Syriac music old Syrian music (Aramaic music)

The Syriac ritual ecclesiastical was considered an extension to the Paganism rituals which were widespread in the Aramaic statelets before Christianity. Theater and music took the basic part in the Paganism rituals. They, the Paganism rituals, were full of Drama to express the conflict between the Goddess and the Man, and between Goddess with each…


31/10/2018

The Syriac ritual ecclesiastical was considered an extension to the Paganism rituals which were widespread in the Aramaic statelets before Christianity. Theater and music took the basic part in the Paganism rituals. They, the Paganism rituals, were full of Drama to express the conflict between the Goddess and the Man, and between Goddess with each other. But after Christianity, this ancestral Drama started to fed away in the Syriac ritual ecclesiastical and it was limited in the (Holy Week).

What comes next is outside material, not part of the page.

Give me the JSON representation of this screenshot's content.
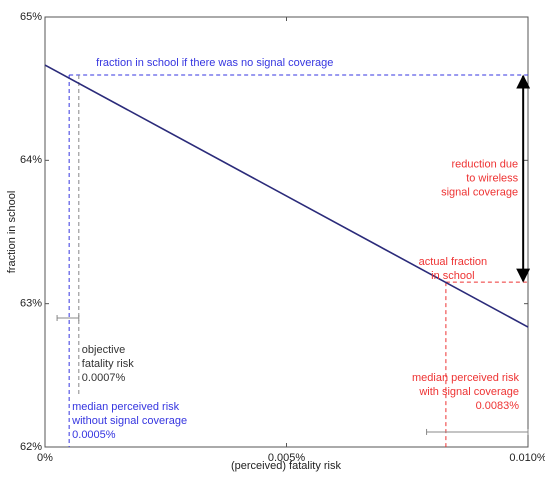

The rest of the ecclesiastical rituals used the folk songs that were widespread in the area of ( Syria and Mesopotamia), religious ritual texts were framed according to this folk songs to be fit with the tones.
The folk songs were described as active, vitality and varied in tones and rhythms.

The Syriac folk songs emanated from 8 basic tones, each tone was 4 musical consecutive degrees, which is (half musical scale in the new concept). The tones differ from each other by the different dimensions Buzzes between its degrees, these eight melodies ( Tatra cord ) were widespread in Greece and Syriacs, but it was not precisely known who was the former in finding it. But these tones were considered to be the basic forming to the hole Eastern musical scales (Maqams), which is still currently in use in the Middle East, West Asia and North Africa.

The old folk songs with its texts were perceived in the Syriac rituals ecclesiastical and developed with its development. A lot of rituals and melodies were added to the Syriac rituals ecclesiastical by Syriacs musicians and monks, and these, new rituals and melodies, preserve the simple folk spirit in that melodies.

Some of the Syriac rituals melodies were used after the expansion of Islam in the region, but its texts were replaced by Islamic religious texts or worldly texts written in the Arabic Language.

Thus these tones that were already folks have lived and moved through periods, religions and civilizations to reach our ears today in the twenty-first century.